In the environment set by the invention, the position of the user, the requirement of the user on the task quantity and the channel state between the user and the unmanned aerial vehicle all change in real time. Unlike other traditional reinforcement learning algorithms, the Monte Carlo Tree search utilizes a tree structure to store the state and actions of the current situation, and adds randomness in the steps of the algorithm, speeding up the training process.

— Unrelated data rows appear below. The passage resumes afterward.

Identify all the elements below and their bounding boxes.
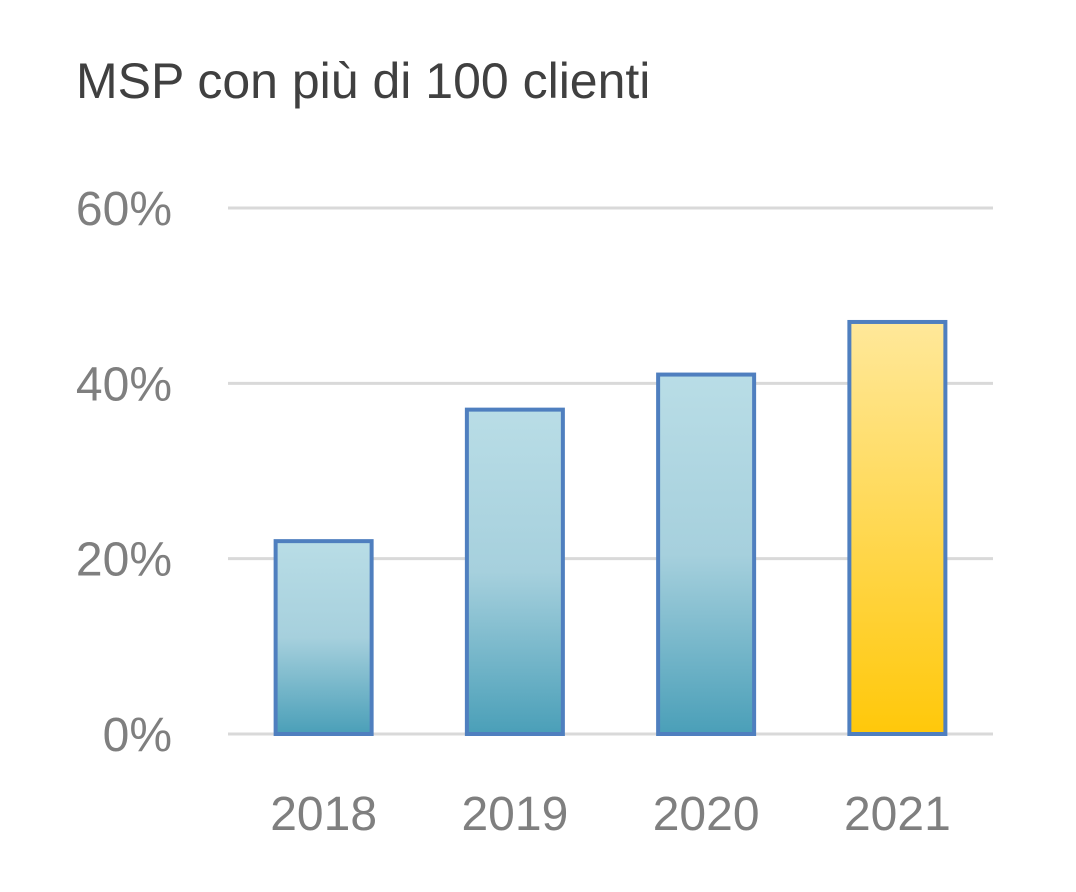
x-tick-label: 2021 bbox=[844, 788, 951, 841]
y-tick-label: 40% bbox=[76, 358, 172, 411]
y-tick-label: 60% bbox=[76, 183, 172, 236]
bar-2019 bbox=[464, 407, 565, 736]
bar-2020 bbox=[656, 372, 757, 736]
y-axis-tick-labels: 0% 20% 40% 60% bbox=[76, 183, 172, 762]
y-tick-label: 0% bbox=[103, 709, 172, 762]
x-axis-tick-labels: 2018 2019 2020 2021 bbox=[270, 788, 951, 841]
x-tick-label: 2018 bbox=[270, 788, 377, 841]
y-tick-label: 20% bbox=[76, 534, 172, 587]
x-tick-label: 2020 bbox=[653, 788, 760, 841]
bar-2018 bbox=[273, 539, 374, 737]
chart-title: MSP con più di 100 clienti bbox=[76, 53, 651, 109]
bar-2021 bbox=[847, 319, 948, 736]
bars bbox=[273, 319, 948, 737]
x-tick-label: 2019 bbox=[461, 788, 568, 841]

Therefore, the path planning method provided by the invention can effectively reduce the training time, reduce the time complexity and the space complexity of the algorithm, and is more suitable for real-time unmanned aerial vehicle path planning in a dynamic environment.

Claims

1. An unmanned aerial vehicle path planning method based on Monte Carlo tree search is characterized by comprising the following steps:

(40) Obtaining an optimal unmanned aerial vehicle path: when the training times are equal to the total training times, finishing training to obtain a trained Monte Carlo tree; continuously selecting a child node with the maximum UCT value downwards by using a UCT algorithm from a root node until reaching a leaf node according to the tree structure of the trained Monte Carlo tree, and executing corresponding actions by the unmanned aerial vehicle according to the selected node to obtain an optimal unmanned aerial vehicle path;

the (30) Monte Carlo tree search algorithm training step comprises:

(31) And (3) node selection: starting from a root node, selecting a child node with the maximum UCT value downwards by using a UCT algorithm; the unmanned aerial vehicle executes corresponding actions contained in the node; continuing to select the child nodes downwards by using a UCT algorithm until reaching a node which is not completely expanded, and stopping the selection of the nodes;

(32) And (3) node expansion: establishing a new node as a child node of the current node, and randomly selecting an action a' from the action set A to be bound with the new node;

(33) And (3) node simulation: starting from the state corresponding to the new node, performing simulation action selection and an unmanned aerial vehicle flight process;

(34) Calculating the reward value: after the simulation process is finished, calculating the reward value obtained in the process;

(35) The simulation result is updated upwards: starting from the current newly expanded node, updating the quality values and the access times of all nodes on the path upwards along the path opposite to the path during node selection until reaching the root node;

the step of (34) calculating a prize value comprises:

(341) Calculating the energy consumption of the unmanned aerial vehicle: the total energy consumption of the drone in a single time slot is calculated as follows,

e _{general assembly} ＝e _h (t)+e _c (t)+e _f (t)，

Wherein hovering energy consumption

p _h (t) is the drone hover power,

channel power gain, p, of a path loss model ₀ Is the channel gain at a reference distance of 1m, H is the altitude of the drone, D _uav (t) coordinates of the drone at time slot t, U _i (t) is the coordinates of the ith user; s (t) = μ _i (t)R _i,k (t) Δ tB is the total number of bits of user tasks offloaded by the drone, μ i (t) is the number of tasks for the user, B is the channel bandwidth, Δ t is the drone hover time;

calculating energy consumption

e _c (t)＝γ _c CS(t)f _c ² ，

γ _c Is effectively a switched capacitor, C is the number of CPU cycles required for each bit calculation, f _c Is the frequency of the CPU;

flight energy consumption

κ ₁ 、κ ₂ Is a constant parameter, a _uav The acceleration of the unmanned aerial vehicle during takeoff, and g is the gravity acceleration;

(342) Computing user throughputQuantity: suppose the user has a number of task requests of mu _i (t) each task has N number of bits _b Bit, then user throughput is μ _i (t)N _b ；

(343) Calculating the reward value: the prize value for the entire simulation process is calculated as follows,

wherein the prize value generated in a single time slot

Wherein, mu _max Is the maximum value of the number of tasks, W _max Is the maximum value of the total energy consumption, T is the number of time slots at the beginning of the simulation process, and T is the total number of time slots.